General characteristics
- Class & type: Imperial Marinheiro-class corvette
- Displacement: 911 tons standard, 1,025 tons full load
- Length: 55.72 m (182.8 ft)
- Beam: 9.55 m (31.3 ft)
- Draught: 3.6 m (12 ft)
- Ice class: 1A
- Propulsion: 2 Sulzer 6TD36 1,080 hp
- Speed: 18 knots (33 km/h; 21 mph)
- Range: 19,000 nmi (35,000 km; 22,000 mi)
- Crew: 64
- Sensors & processing systems: Navigation Radar
- Armament: 1 3"/50 caliber gun;; 4 Oerlikon 20 mm cannon;

= Brazilian corvette Caboclo =

Corvette used in the Brazilian and Namibian navies

Cv Caboclo (V19) is an of the Brazilian Navy.
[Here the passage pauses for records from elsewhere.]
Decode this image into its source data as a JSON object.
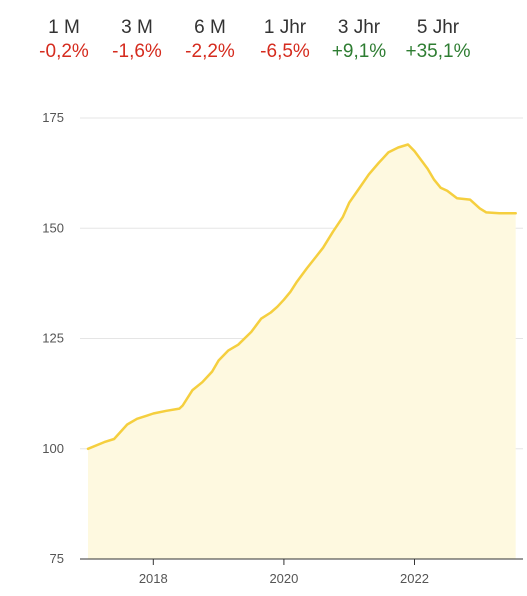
{
  "performance": [
    {
      "period": "1 M",
      "change": "-0,2%",
      "sign": "neg"
    },
    {
      "period": "3 M",
      "change": "-1,6%",
      "sign": "neg"
    },
    {
      "period": "6 M",
      "change": "-2,2%",
      "sign": "neg"
    },
    {
      "period": "1 Jhr",
      "change": "-6,5%",
      "sign": "neg"
    },
    {
      "period": "3 Jhr",
      "change": "+9,1%",
      "sign": "pos"
    },
    {
      "period": "5 Jhr",
      "change": "+35,1%",
      "sign": "pos"
    }
  ],
  "colors": {
    "line": "#f5cf3f",
    "area": "#fef9e0",
    "negative": "#d52b1e",
    "positive": "#2e7d32",
    "grid": "#e5e5e5"
  },
  "chart_data": {
    "type": "area",
    "title": "",
    "xlabel": "",
    "ylabel": "",
    "ylim": [
      75,
      175
    ],
    "yticks": [
      75,
      100,
      125,
      150,
      175
    ],
    "xlim": [
      2017.0,
      2023.6
    ],
    "xticks": [
      2018,
      2020,
      2022
    ],
    "grid": true,
    "series": [
      {
        "x": [
          2017.0,
          2017.25,
          2017.4,
          2017.6,
          2017.75,
          2017.9,
          2018.0,
          2018.2,
          2018.4,
          2018.45,
          2018.6,
          2018.75,
          2018.9,
          2019.0,
          2019.15,
          2019.3,
          2019.5,
          2019.65,
          2019.8,
          2019.9,
          2020.0,
          2020.1,
          2020.2,
          2020.35,
          2020.5,
          2020.6,
          2020.75,
          2020.9,
          2021.0,
          2021.15,
          2021.3,
          2021.45,
          2021.6,
          2021.75,
          2021.9,
          2022.0,
          2022.2,
          2022.3,
          2022.4,
          2022.5,
          2022.65,
          2022.85,
          2023.0,
          2023.1,
          2023.3,
          2023.45,
          2023.55
        ],
        "y": [
          100.0,
          101.5,
          102.2,
          105.5,
          106.8,
          107.5,
          108.0,
          108.6,
          109.1,
          109.8,
          113.3,
          115.1,
          117.5,
          120.0,
          122.3,
          123.6,
          126.5,
          129.5,
          130.9,
          132.2,
          133.8,
          135.6,
          137.9,
          140.9,
          143.7,
          145.6,
          149.2,
          152.5,
          155.8,
          159.0,
          162.2,
          164.8,
          167.2,
          168.3,
          169.0,
          167.5,
          163.5,
          161.0,
          159.2,
          158.5,
          156.8,
          156.5,
          154.5,
          153.6,
          153.4,
          153.4,
          153.4
        ]
      }
    ]
  }
}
Caboclo was the fifth of the Imperial Marinheiro-class corvettes ordered by the Brazilian Navy in 1953. Caboclo was launched on 19 August 1954, and commissioned on 16 July 1955.

==History==
The corvette Caboclo (V19) is the fourth ship to bear this name in the Brazilian Navy.

In June 2009, Caboclo participated in the recovery mission of the wreckage of Air France Flight 447.